Fernand Bomb

Témoignage:

Christian Haan

L’ACAT : un glaive à double tranchant !

Je garde de mes 1eres rencontres avec l’ACAT à la fin des années 80 au Luxembourg le souvenir d’un temps effroyable : froid, gris et humide. Bon sang, il leur en fallait de la chaleur intérieure aux militants de l’ACAT pour que j’aille avec eux « me les geler », une pauvre bougie à la main, en murmurant l’un ou l’autre chant devant les grilles et volets fermés de l’une ou l’autre ambassade de la capitale luxembourgeoise.

Rester, veiller et prier, dans le froid, avec une obstination déraisonnable : est-ce que ça ne frise pas le ridicule ?

Mais au final, ce n’était pas grand-chose par rapport à ceux qui enduraient la souffrance physique et morale de la privation de liberté. Et quand on aime on ne compte pas… si ce ne sont les secondes qui nous séparent de l’être aimé.

En tous les cas dans ce combat inégal, j’ai appris le courage et l’espérance contre toute espérance. J’ai aussi fini par comprendre que la fidélité, à Dieu, aux autres et à soi était un choix, une décision, une volonté.

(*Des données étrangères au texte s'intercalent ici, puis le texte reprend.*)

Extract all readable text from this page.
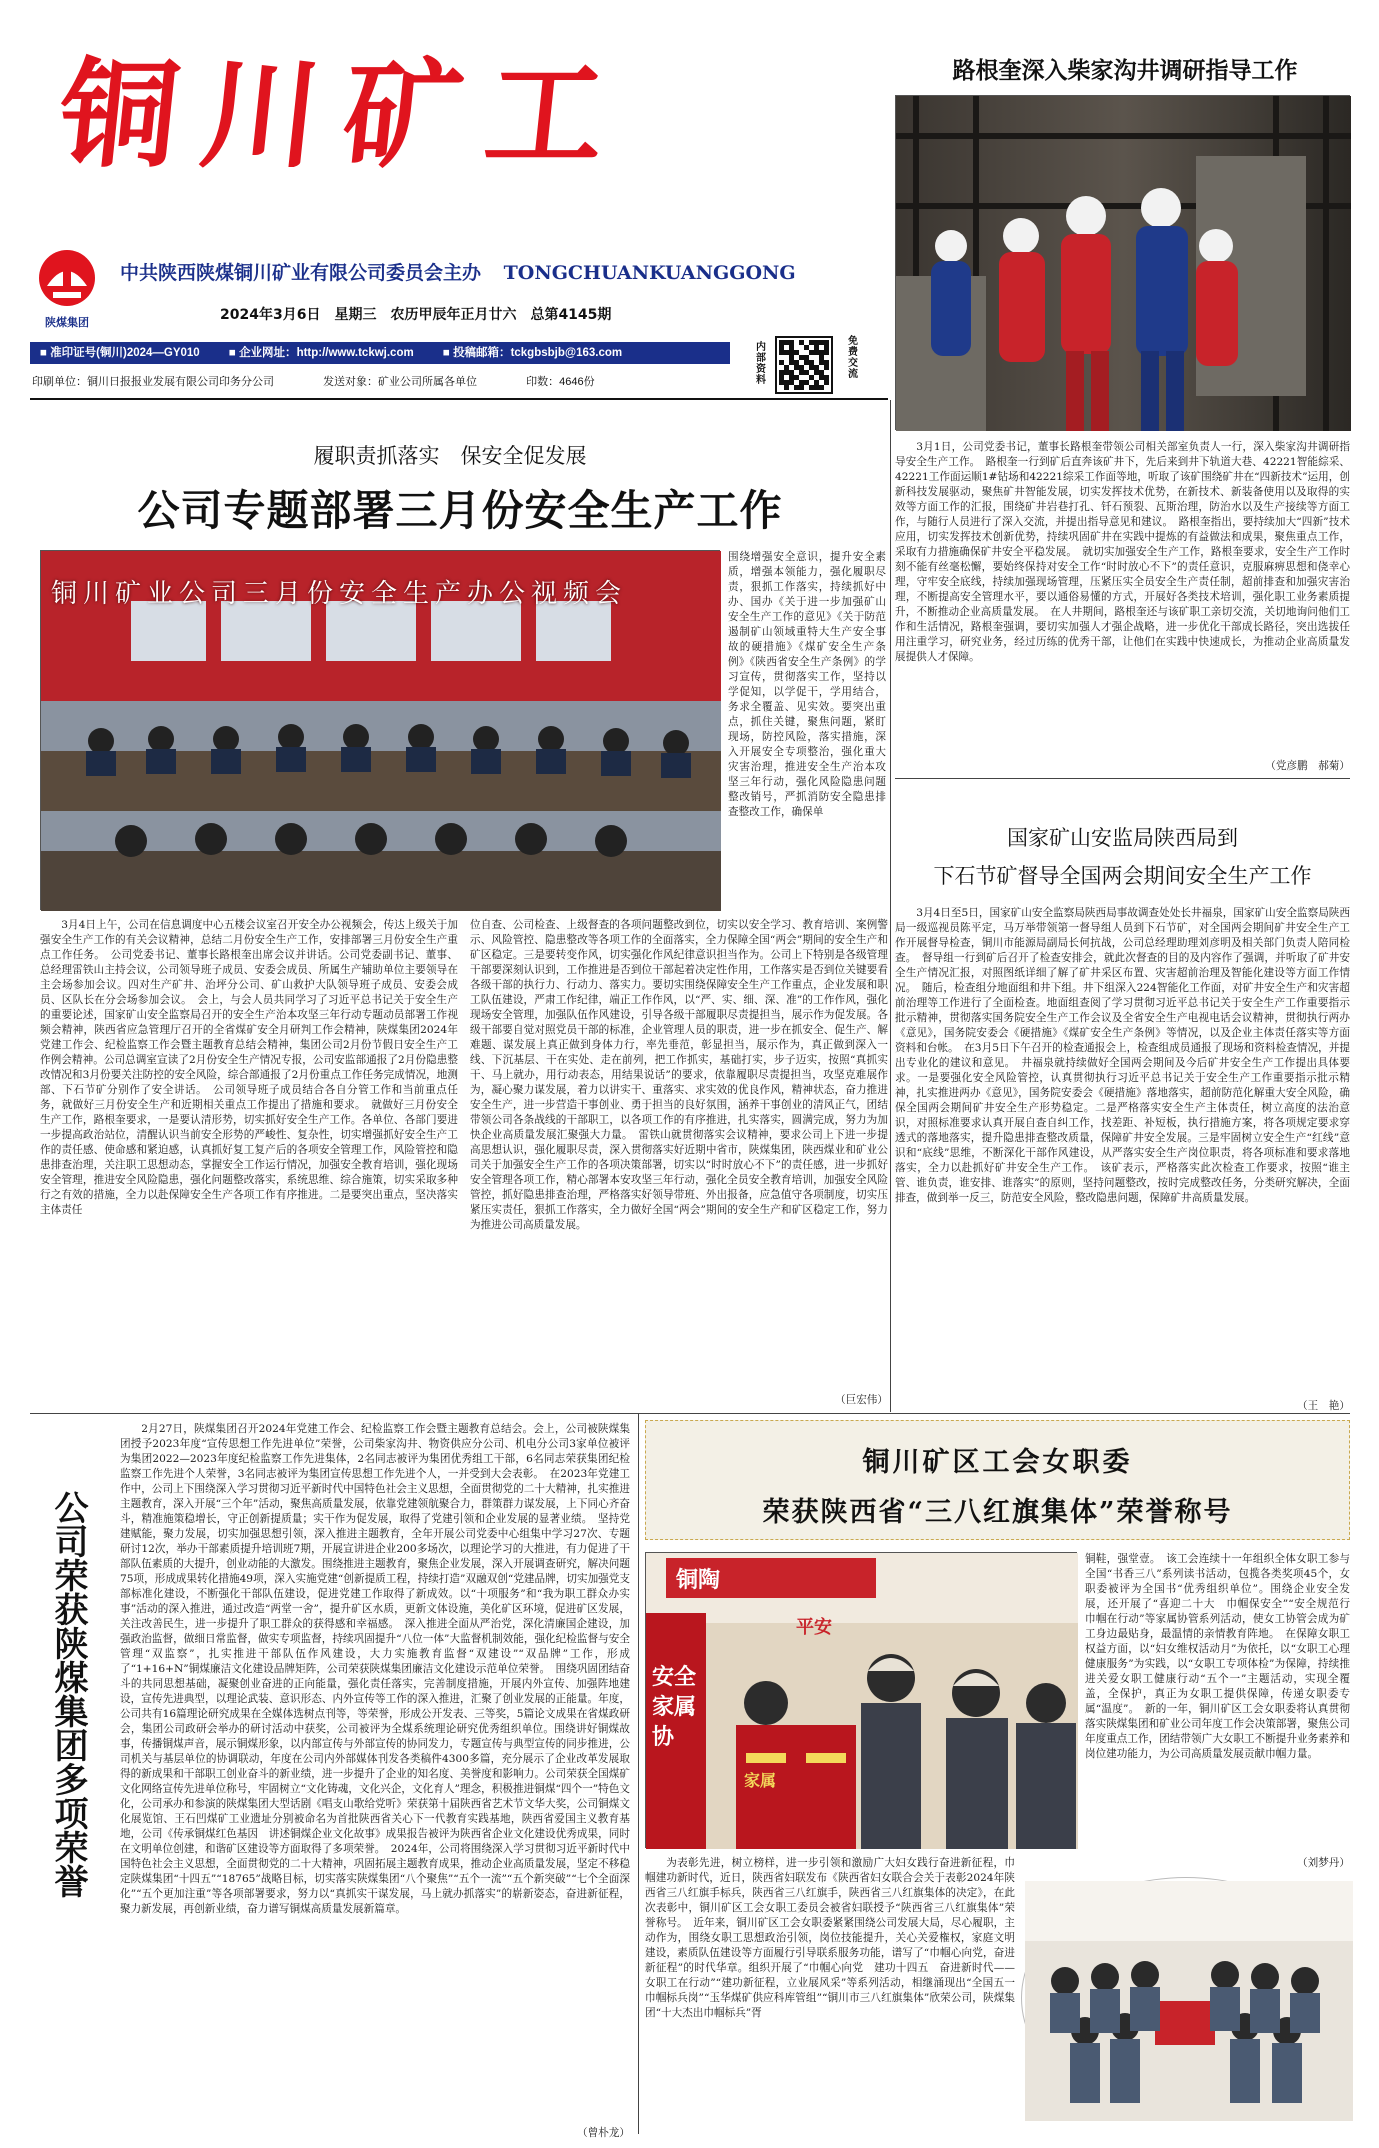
铜川矿工
陕煤集团
中共陕西陕煤铜川矿业有限公司委员会主办 TONGCHUANKUANGGONG
2024年3月6日　星期三　农历甲辰年正月廿六　总第4145期
■ 准印证号(铜川)2024—GY010	■ 企业网址：http://www.tckwj.com	■ 投稿邮箱：tckgbsbjb@163.com
印刷单位：铜川日报报业发展有限公司印务分公司	发送对象：矿业公司所属各单位	印数：4646份
内部资料
免费交流
路根奎深入柴家沟井调研指导工作
3月1日，公司党委书记，董事长路根奎带领公司相关部室负责人一行，深入柴家沟井调研指导安全生产工作。　路根奎一行到矿后直奔该矿井下，先后来到井下轨道大巷、42221智能綜采、42221工作面运顺1#钻场和42221综采工作面等地，听取了该矿围绕矿井在“四新技术”运用，创新科技发展驱动，聚焦矿井智能发展，切实发挥技术优势，在新技术、新装备使用以及取得的实效等方面工作的汇报，围绕矿井岩巷打孔、钎石预裂、瓦斯治理，防治水以及生产接续等方面工作，与随行人员进行了深入交流，并提出指导意见和建议。　路根奎指出，要持续加大“四新”技术应用，切实发挥技术创新优势，持续巩固矿井在实践中提炼的有益做法和成果，聚焦重点工作，采取有力措施确保矿井安全平稳发展。　就切实加强安全生产工作，路根奎要求，安全生产工作时刻不能有丝毫松懈，要始终保持对安全工作“时时放心不下”的责任意识，克服麻痹思想和侥幸心理，守牢安全底线，持续加强现场管理，压紧压实全员安全生产责任制，超前排查和加强灾害治理，不断提高安全管理水平，要以通俗易懂的方式，开展好各类技术培训，强化职工业务素质提升，不断推动企业高质量发展。　在人井期间，路根奎还与该矿职工亲切交流，关切地询问他们工作和生活情况，路根奎强调，要切实加强人才强企战略，进一步优化干部成长路径，突出选拔任用注重学习，研究业务，经过历练的优秀干部，让他们在实践中快速成长，为推动企业高质量发展提供人才保障。
（党彦鹏　郝菊）
国家矿山安监局陕西局到
下石节矿督导全国两会期间安全生产工作
3月4日至5日，国家矿山安全监察局陕西局事故调查处处长井福泉，国家矿山安全监察局陕西局一级巡视员陈平定，马万举带领第一督导组人员到下石节矿，对全国两会期间矿井安全生产工作开展督导检查，铜川市能源局副局长何抗战，公司总经理助理刘彦明及相关部门负责人陪同检查。　督导组一行到矿后召开了检查安排会，就此次督查的目的及内容作了强调，并听取了矿井安全生产情况汇报，对照图纸详细了解了矿井采区布置、灾害超前治理及智能化建设等方面工作情况。　随后，检查组分地面组和井下组。井下组深入224智能化工作面，对矿井安全生产和灾害超前治理等工作进行了全面检查。地面组查阅了学习贯彻习近平总书记关于安全生产工作重要指示批示精神，贯彻落实国务院安全生产工作会议及全省安全生产电视电话会议精神，贯彻执行两办《意见》，国务院安委会《硬措施》《煤矿安全生产条例》等情况，以及企业主体责任落实等方面资料和台帐。　在3月5日下午召开的检查通报会上，检查组成员通报了现场和资料检查情况，并提出专业化的建议和意见。　井福泉就持续做好全国两会期间及今后矿井安全生产工作提出具体要求。一是要强化安全风险管控，认真贯彻执行习近平总书记关于安全生产工作重要指示批示精神，扎实推进两办《意见》，国务院安委会《硬措施》落地落实，超前防范化解重大安全风险，确保全国两会期间矿井安全生产形势稳定。二是严格落实安全生产主体责任，树立高度的法治意识，对照标准要求认真开展自查自纠工作，找差距、补短板，执行措施方案，将各项规定要求穿透式的落地落实，提升隐患排查整改质量，保障矿井安全发展。三是牢固树立安全生产“红线”意识和“底线”思维，不断深化干部作风建设，从严落实安全生产岗位职责，将各项标准和要求落地落实，全力以赴抓好矿井安全生产工作。　该矿表示，严格落实此次检查工作要求，按照“谁主管、谁负责，谁安排、谁落实”的原则，坚持问题整改，按时完成整改任务，分类研究解决，全面排查，做到举一反三，防范安全风险，整改隐患问题，保障矿井高质量发展。
（王　艳）
履职责抓落实　保安全促发展
公司专题部署三月份安全生产工作
铜川矿业公司三月份安全生产办公视频会
围绕增强安全意识，提升安全素质，增强本领能力，强化履职尽责，狠抓工作落实，持续抓好中办、国办《关于进一步加强矿山安全生产工作的意见》《关于防范遏制矿山领域重特大生产安全事故的硬措施》《煤矿安全生产条例》《陕西省安全生产条例》的学习宣传，贯彻落实工作，坚持以学促知，以学促干，学用结合，务求全覆盖、见实效。要突出重点，抓住关键，聚焦问题，紧盯现场，防控风险，落实措施，深入开展安全专项整治，强化重大灾害治理，推进安全生产治本攻坚三年行动，强化风险隐患问题整改销号，严抓消防安全隐患排查整改工作，确保单
3月4日上午，公司在信息调度中心五楼会议室召开安全办公视频会，传达上级关于加强安全生产工作的有关会议精神，总结二月份安全生产工作，安排部署三月份安全生产重点工作任务。　公司党委书记、董事长路根奎出席会议并讲话。公司党委副书记、董事、总经理雷铁山主持会议，公司领导班子成员、安委会成员、所属生产辅助单位主要领导在主会场参加会议。四对生产矿井、治坪分公司、矿山救护大队领导班子成员、安委会成员、区队长在分会场参加会议。　会上，与会人员共同学习了习近平总书记关于安全生产的重要论述，国家矿山安全监察局召开的安全生产治本攻坚三年行动专题动员部署工作视频会精神，陕西省应急管理厅召开的全省煤矿安全月研判工作会精神，陕煤集团2024年党建工作会、纪检监察工作会暨主题教育总结会精神，集团公司2月份节假日安全生产工作例会精神。公司总调室宣读了2月份安全生产情况专报，公司安监部通报了2月份隐患整改情况和3月份要关注防控的安全风险，综合部通报了2月份重点工作任务完成情况，地测部、下石节矿分别作了安全讲话。　公司领导班子成员结合各自分管工作和当前重点任务，就做好三月份安全生产和近期相关重点工作提出了措施和要求。　就做好三月份安全生产工作，路根奎要求，一是要认清形势，切实抓好安全生产工作。各单位、各部门要进一步提高政治站位，清醒认识当前安全形势的严峻性、复杂性，切实增强抓好安全生产工作的责任感、使命感和紧迫感，认真抓好复工复产后的各项安全管理工作，风险管控和隐患排查治理，关注职工思想动态，掌握安全工作运行情况，加强安全教育培训，强化现场安全管理，推进安全风险隐患，强化问题整改落实，系统思维、综合施策，切实采取多种行之有效的措施，全力以赴保障安全生产各项工作有序推进。二是要突出重点，坚决落实主体责任
位自查、公司检查、上级督查的各项问题整改到位，切实以安全学习、教育培训、案例警示、风险管控、隐患整改等各项工作的全面落实，全力保障全国“两会”期间的安全生产和矿区稳定。三是要转变作风，切实强化作风纪律意识担当作为。公司上下特别是各级管理干部要深刻认识到，工作推进是否到位干部起着决定性作用，工作落实是否到位关键要看各级干部的执行力、行动力、落实力。要切实围绕保障安全生产工作重点，企业发展和职工队伍建设，严肃工作纪律，端正工作作风，以“严、实、细、深、准”的工作作风，强化现场安全管理，加强队伍作风建设，引导各级干部履职尽责提担当，展示作为促发展。各级干部要自觉对照党员干部的标准，企业管理人员的职责，进一步在抓安全、促生产、解难题、谋发展上真正做到身体力行，率先垂范，彰显担当，展示作为，真正做到深入一线、下沉基层、干在实处、走在前列，把工作抓实，基础打实，步子迈实，按照“真抓实干、马上就办，用行动表态，用结果说话”的要求，依靠履职尽责提担当，攻坚克难展作为，凝心聚力谋发展，着力以讲实干、重落实、求实效的优良作风，精神状态，奋力推进安全生产，进一步营造干事创业、勇于担当的良好氛围，涵养干事创业的清风正气，团结带领公司各条战线的干部职工，以各项工作的有序推进，扎实落实，圆满完成，努力为加快企业高质量发展汇聚强大力量。　雷铁山就贯彻落实会议精神，要求公司上下进一步提高思想认识，强化履职尽责，深入贯彻落实好近期中省市，陕煤集团，陕西煤业和矿业公司关于加强安全生产工作的各项决策部署，切实以“时时放心不下”的责任感，进一步抓好安全管理各项工作，精心部署本安攻坚三年行动，强化全员安全教育培训，加强安全风险管控，抓好隐患排查治理，严格落实好领导带班、外出报备，应急值守各项制度，切实压紧压实责任，狠抓工作落实，全力做好全国“两会”期间的安全生产和矿区稳定工作，努力为推进公司高质量发展。
（巨宏伟）
公司荣获陕煤集团多项荣誉
2月27日，陕煤集团召开2024年党建工作会、纪检监察工作会暨主题教育总结会。会上，公司被陕煤集团授予2023年度“宣传思想工作先进单位”荣誉，公司柴家沟井、物资供应分公司、机电分公司3家单位被评为集团2022—2023年度纪检监察工作先进集体，2名同志被评为集团优秀组工干部，6名同志荣获集团纪检监察工作先进个人荣誉，3名同志被评为集团宣传思想工作先进个人，一并受到大会表彰。　在2023年党建工作中，公司上下围绕深入学习贯彻习近平新时代中国特色社会主义思想，全面贯彻党的二十大精神，扎实推进主题教育，深入开展“三个年”活动，聚焦高质量发展，依靠党建领航聚合力，群策群力谋发展，上下同心齐奋斗，精准施策稳增长，守正创新提质量；实干作为促发展，取得了党建引领和企业发展的显著业绩。　坚持党建赋能，聚力发展，切实加强思想引领，深入推进主题教育，全年开展公司党委中心组集中学习27次、专题研讨12次，举办干部素质提升培训班7期，开展宣讲进企业200多场次，以理论学习的大推进，有力促进了干部队伍素质的大提升，创业动能的大激发。围绕推进主题教育，聚焦企业发展，深入开展调查研究，解决问题75项，形成成果转化措施49项，深入实施党建“创新提质工程，持续打造”双融双创“党建品牌，切实加强党支部标准化建设，不断强化干部队伍建设，促进党建工作取得了新成效。以“十项服务”和“我为职工群众办实事”活动的深入推进，通过改造“两堂一舍”，提升矿区水质，更新文体设施，美化矿区环境，促进矿区发展，关注改善民生，进一步提升了职工群众的获得感和幸福感。　深入推进全面从严治党，深化清廉国企建设，加强政治监督，做细日常监督，做实专项监督，持续巩固提升“八位一体”大监督机制效能，强化纪检监督与安全管理“双监察”，扎实推进干部队伍作风建设，大力实施教育监督“双建设”“双品牌”工作，形成了“1+16+N”铜煤廉洁文化建设品牌矩阵，公司荣获陕煤集团廉洁文化建设示范单位荣誉。　围绕巩固团结奋斗的共同思想基础，凝聚创业奋进的正向能量，强化责任落实，完善制度措施，开展内外宣传、加强阵地建设，宣传先进典型，以理论武装、意识形态、内外宣传等工作的深入推进，汇聚了创业发展的正能量。年度，公司共有16篇理论研究成果在全媒体选树点刊等，等荣誉，形成公开发表、三等奖，5篇论文成果在省煤政研会，集团公司政研会举办的研讨活动中获奖，公司被评为全煤系统理论研究优秀组织单位。围绕讲好铜煤故事，传播铜煤声音，展示铜煤形象，以内部宣传与外部宣传的协同发力，专题宣传与典型宣传的同步推进，公司机关与基层单位的协调联动，年度在公司内外部媒体刊发各类稿件4300多篇，充分展示了企业改革发展取得的新成果和干部职工创业奋斗的新业绩，进一步提升了企业的知名度、美誉度和影响力。公司荣获全国煤矿文化网络宣传先进单位称号，牢固树立“文化铸魂，文化兴企，文化育人”理念，积极推进铜煤“四个一”特色文化，公司承办和参演的陕煤集团大型话剧《唱支山歌给党听》荣获第十届陕西省艺术节文华大奖，公司铜煤文化展览馆、王石凹煤矿工业遗址分别被命名为首批陕西省关心下一代教育实践基地，陕西省爱国主义教育基地，公司《传承铜煤红色基因　讲述铜煤企业文化故事》成果报告被评为陕西省企业文化建设优秀成果，同时在文明单位创建，和谐矿区建设等方面取得了多项荣誉。　2024年，公司将围绕深入学习贯彻习近平新时代中国特色社会主义思想，全面贯彻党的二十大精神，巩固拓展主题教育成果，推动企业高质量发展，坚定不移稳定陕煤集团“十四五”“18765”战略目标，切实落实陕煤集团“八个聚焦”“五个一流”“五个新突破”“七个全面深化”“五个更加注重”等各项部署要求，努力以“真抓实干谋发展，马上就办抓落实”的崭新姿态，奋进新征程，聚力新发展，再创新业绩，奋力谱写铜煤高质量发展新篇章。
（曾朴龙）
铜川矿区工会女职委
荣获陕西省“三八红旗集体”荣誉称号
铜陶
平安
安全家属协
家属
铜鞋，强堂壹。　该工会连续十一年组织全体女职工参与全国“书香三八”系列读书活动，包揽各类奖项45个，女职委被评为全国书“优秀组织单位”。围绕企业安全发展，还开展了“喜迎二十大　巾帼保安全”“安全规范行　巾帼在行动”等家属协管系列活动，使女工协管会成为矿工身边最贴身，最温情的亲情教育阵地。　在保障女职工权益方面，以“妇女维权活动月”为依托，以“女职工心理健康服务”为实践，以“女职工专项体检”为保障，持续推进关爱女职工健康行动“五个一”主题活动，实现全覆盖，全保护，真正为女职工提供保障，传递女职委专属“温度”。　新的一年，铜川矿区工会女职委将认真贯彻落实陕煤集团和矿业公司年度工作会决策部署，聚焦公司年度重点工作，团结带领广大女职工不断提升业务素养和岗位建功能力，为公司高质量发展贡献巾帼力量。
（刘梦丹）
为表彰先进，树立榜样，进一步引领和激励广大妇女践行奋进新征程，巾帼建功新时代，近日，陕西省妇联发布《陕西省妇女联合会关于表彰2024年陕西省三八红旗手标兵，陕西省三八红旗手，陕西省三八红旗集体的决定》，在此次表彰中，铜川矿区工会女职工委员会被省妇联授予“陕西省三八红旗集体”荣誉称号。　近年来，铜川矿区工会女职委紧紧围绕公司发展大局，尽心履职，主动作为，围绕女职工思想政治引领，岗位技能提升，关心关爱権权，家庭文明建设，素质队伍建设等方面履行引导联系服务功能，谱写了“巾帼心向党，奋进新征程”的时代华章。组织开展了“巾帼心向党　建功十四五　奋进新时代——女职工在行动”“建功新征程，立业展风采”等系列活动，相继涌现出“全国五一巾帼标兵岗”“玉华煤矿供应科库管组”“铜川市三八红旗集体”欣荣公司，陕煤集团“十大杰出巾帼标兵”胥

C’est la première fois que j’ai essayé de me mettre dans la tête d’un bourreau, moins pour comprendre l’abject, que pour lui trouver une porte de sortie, une fin à ses agissements… car derrière tout bourreau se cache (au propre comme au figuré) un homme, avec une famille et peut-être même des enfants.

Jamais complice ni complaisant, mais toujours correct et respectueux en dénonçant l’inacceptable… c’est faire appel à la responsabilité de l’autre et lui permettre de reprendre en main ses sentiments et sa destinée.

N’est-ce pas aussi croire que tout homme est capable de dégeler son cœur ?

N’est- ce pas croire que tout homme est capable de rédemption, comme le bon larron ? N’est ce pas croire que jamais personne n’est perdu, que jamais personne n’est trop loin pour Dieu ?

On ne sort pas indemne d’un tel combat : l’ACAT est un glaive à double tranchant et c’est peut-être sa propre cuirasse qu’on fend en premier avant même d’atteindre l’autre.

Si je suis devenu, au gré d’une rencontre, aumônier de prison, l’ACAT n’y est pas étrangère, quelque part elle m’y a largement préparé.

Ce qui est important ce n’est pas d’entrer en prison mais d’en sortir… en homme debout, c’est ça la gloire de Dieu. Il y a des entraves et des chaines qu’on ne voit pas du premier coup, mais pourquoi le méchant d’aujourd’hui ne pourrait-il pas devenir l’ami de demain ?

Merci pour tout.

Christian Haan (ancien membre de l’ACAT Luxembourg, actuel membre de l’ACAT France, aumônier à la prison de Nancy-Maxéville)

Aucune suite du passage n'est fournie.